4. Don‘t go overboard with type annotations. Let TypeScript infer types where it can, and only add explicit annotations where needed for clarity or to catch potential bugs.

5. Keep your types focused on the public API of your code. Don‘t expose implementation details through types unless needed.

6. Use comments to document any type-level assumptions or invariants that cannot be expressed through the type system itself.

Runtime vs compile time

It‘s important to remember that TypeScript is a compile-time only tool. The type annotations and checks are all erased when your code is compiled to JavaScript.

This means that TypeScript cannot catch all possible runtime errors. For example, it can‘t prevent you from accessing a property on an object that doesn‘t exist, or from calling a function with the wrong number of arguments.

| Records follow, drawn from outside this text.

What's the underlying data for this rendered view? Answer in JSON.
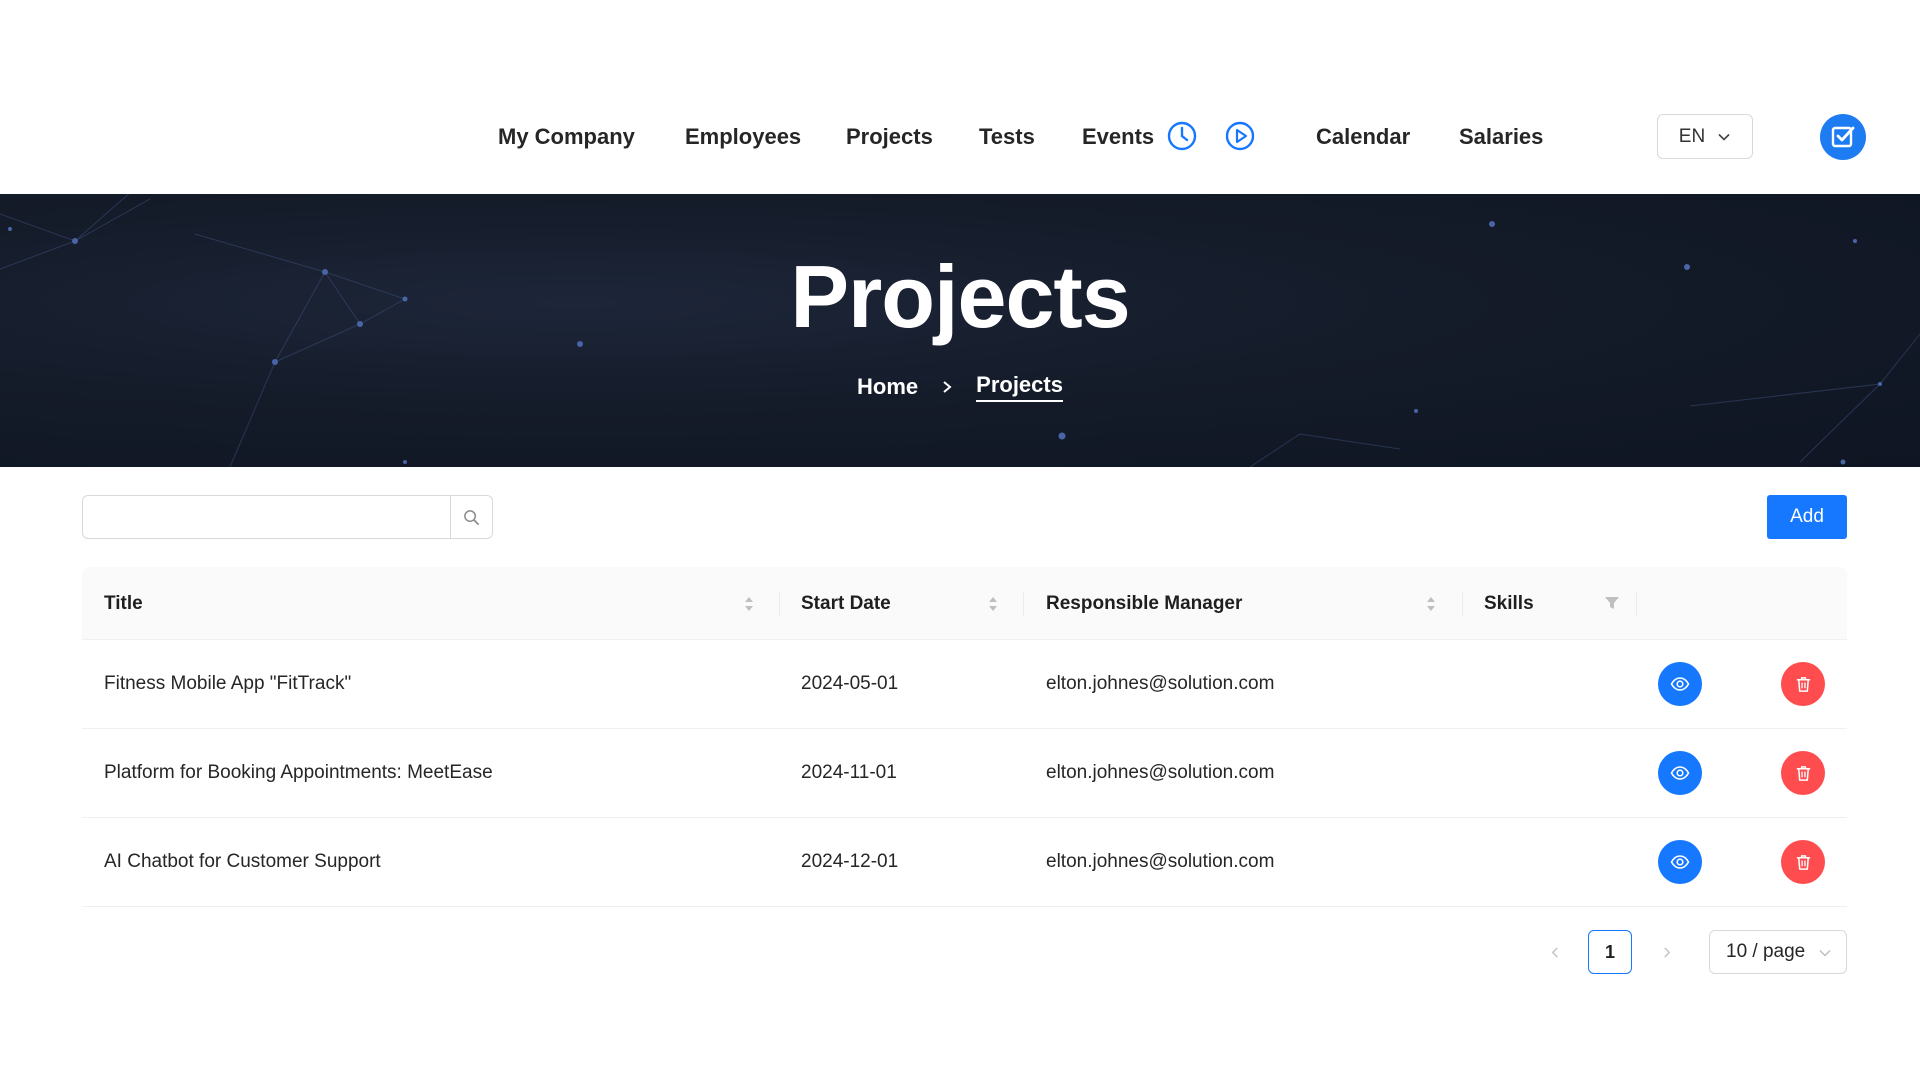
{
  "nav": {
    "items": [
      "My Company",
      "Employees",
      "Projects",
      "Tests",
      "Events",
      "Calendar",
      "Salaries"
    ],
    "icons": [
      "clock-icon",
      "play-circle-icon"
    ],
    "language": "EN",
    "tasks_icon": "checkbox-icon"
  },
  "banner": {
    "title": "Projects",
    "breadcrumb": [
      "Home",
      "Projects"
    ]
  },
  "toolbar": {
    "search_value": "",
    "search_placeholder": "",
    "add_label": "Add"
  },
  "table": {
    "columns": [
      "Title",
      "Start Date",
      "Responsible Manager",
      "Skills"
    ],
    "rows": [
      {
        "title": "Fitness Mobile App \"FitTrack\"",
        "start_date": "2024-05-01",
        "manager": "elton.johnes@solution.com",
        "skills": ""
      },
      {
        "title": "Platform for Booking Appointments: MeetEase",
        "start_date": "2024-11-01",
        "manager": "elton.johnes@solution.com",
        "skills": ""
      },
      {
        "title": "AI Chatbot for Customer Support",
        "start_date": "2024-12-01",
        "manager": "elton.johnes@solution.com",
        "skills": ""
      }
    ]
  },
  "pagination": {
    "current_page": "1",
    "page_size": "10 / page"
  },
  "colors": {
    "primary": "#1677ff",
    "danger": "#ff4d4f",
    "banner_bg": "#141b29"
  }
}
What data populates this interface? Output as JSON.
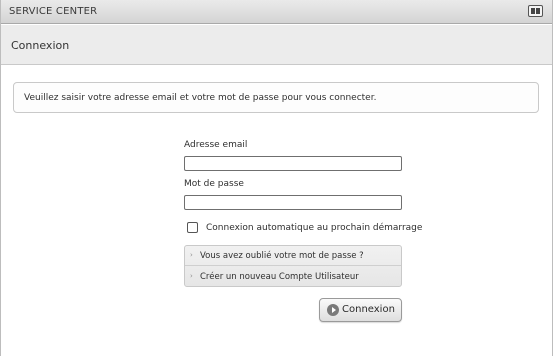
{
  "window": {
    "title": "SERVICE CENTER",
    "window_button_icon": "book-icon"
  },
  "section": {
    "title": "Connexion"
  },
  "info": {
    "message": "Veuillez saisir votre adresse email et votre mot de passe pour vous connecter."
  },
  "form": {
    "email_label": "Adresse email",
    "email_value": "",
    "password_label": "Mot de passe",
    "password_value": "",
    "auto_login_label": "Connexion automatique au prochain démarrage",
    "auto_login_checked": false,
    "links": [
      {
        "label": "Vous avez oublié votre mot de passe ?",
        "icon": "chevron-right-icon"
      },
      {
        "label": "Créer un nouveau Compte Utilisateur",
        "icon": "chevron-right-icon"
      }
    ],
    "submit_label": "Connexion",
    "submit_icon": "play-circle-icon"
  }
}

The goal of TypeScript is not to completely eliminate runtime errors, but to catch as many type-related errors as possible before your code even runs. Runtime checks are still needed for things like validating user input or handling unexpected API responses.

Conclusion

I hope this post has given you a better understanding of how TypeScript‘s type system works and why adding types to your JavaScript code can be so useful.

The key concepts to keep in mind are:

• Types provide a way to classify the different kinds of values in your program and specify what operations are allowed on them.
• TypeScript‘s gradual typing approach lets you progressively add types to a codebase, while still keeping the flexibility of JavaScript.
• TypeScript uses structural typing, meaning that types are compatible if they have the same shape, not just the same name.
• Designing good types requires finding a balance between specificity and simplicity. The goal is to catch as many errors as possible while still keeping the code readable and maintainable.
• TypeScript is a compile-time only tool. It cannot prevent all possible runtime errors, but it can catch many type-related issues before the code even runs.

Adding types to a codebase takes some extra effort, but the benefits in terms of reliability, maintainability, and developer productivity are well worth it in my experience. Once you start thinking in types, it‘s hard to go back to vanilla JavaScript!

Resources to learn more

If you want to dive deeper into type theory and TypeScript, here are a few resources I recommend:

• Programming TypeScript by Boris Cherny – A comprehensive guide to the TypeScript language and its type system.
• What To Know Before Debating Type Systems – A high-level overview of the different concepts and trade-offs in type system design.
• The TypeScript Handbook – The official guide to the TypeScript language, including both basic and advanced concepts.
• Type Theory Foundations, Lecture Notes – A set of lecture notes from a Carnegie Mellon University course on type theory. Quite mathematical but gives a deep dive into the fundamentals.

I hope this guide has been useful in understanding TypeScript‘s type system. Happy typing!